The Chronicle of Novalesa was written, c.1050, by an anonymous monk at the monastery of San Pietro in Novalesa. The Chronicon was written in the form of a rotulus (or scroll) rather than a codex. The original, and sole extant copy, of the scroll is preserved in Turin (Archivio di Stato, Nuova collezione, "museo"). The scroll consists of twenty-eight pieces of parchment sewn together, of which fragments are now missing. The work is divided into five sections, plus an appendix; of which sections four and five are incomplete.

The Chronicon relates the story of monastery of Novalesa from its foundation, by the patrician Abbo in 726, up to the mid-eleventh century. Its main purpose was to emphasise the connection between the revived eleventh-century community at Novalesa and the earlier community of monks, who had been forced to abandon the monastery in 906 by incursions into the western Alps by Saracens (Muslims from Al-Andalus).

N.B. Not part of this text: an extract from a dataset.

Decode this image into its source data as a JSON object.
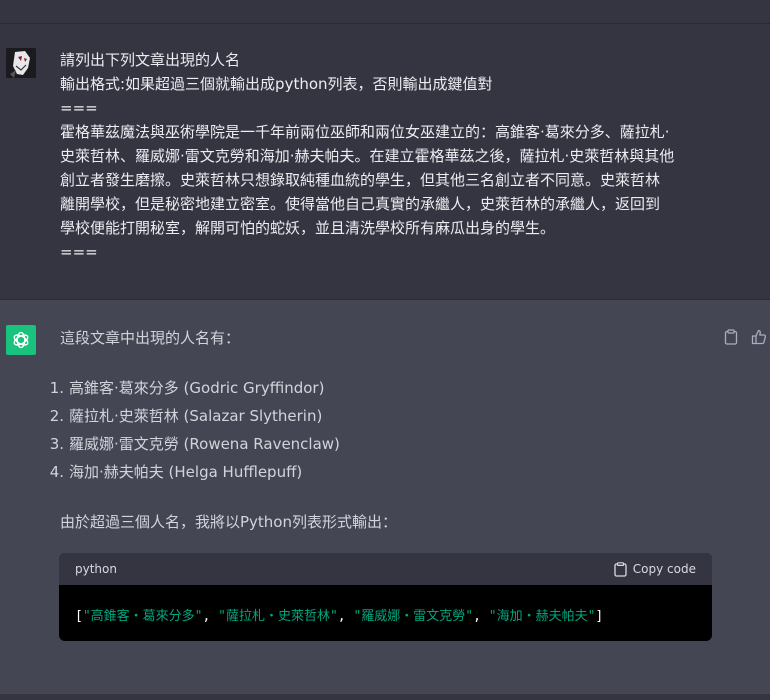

When the monks finally returned to Novalesa, in the early eleventh century, they found that their monastery had lost its formerly important status in the region. The anonymous author of the Chronicon blamed Arduin Glaber of Turin for this. The Chronicon accuses Arduin Glaber of taking advantage of the monks’ absence to usurp their lands in the valley of Susa.

The text draws on both oral sources and written ones. In addition to charters (legal documents, recording grants of rights and/or authority), the anonymous author made use of narrative sources including Paul the Deacon's Historia Langobardorum, the Liber Pontificalis, and the Latin heroic epic Waltharius.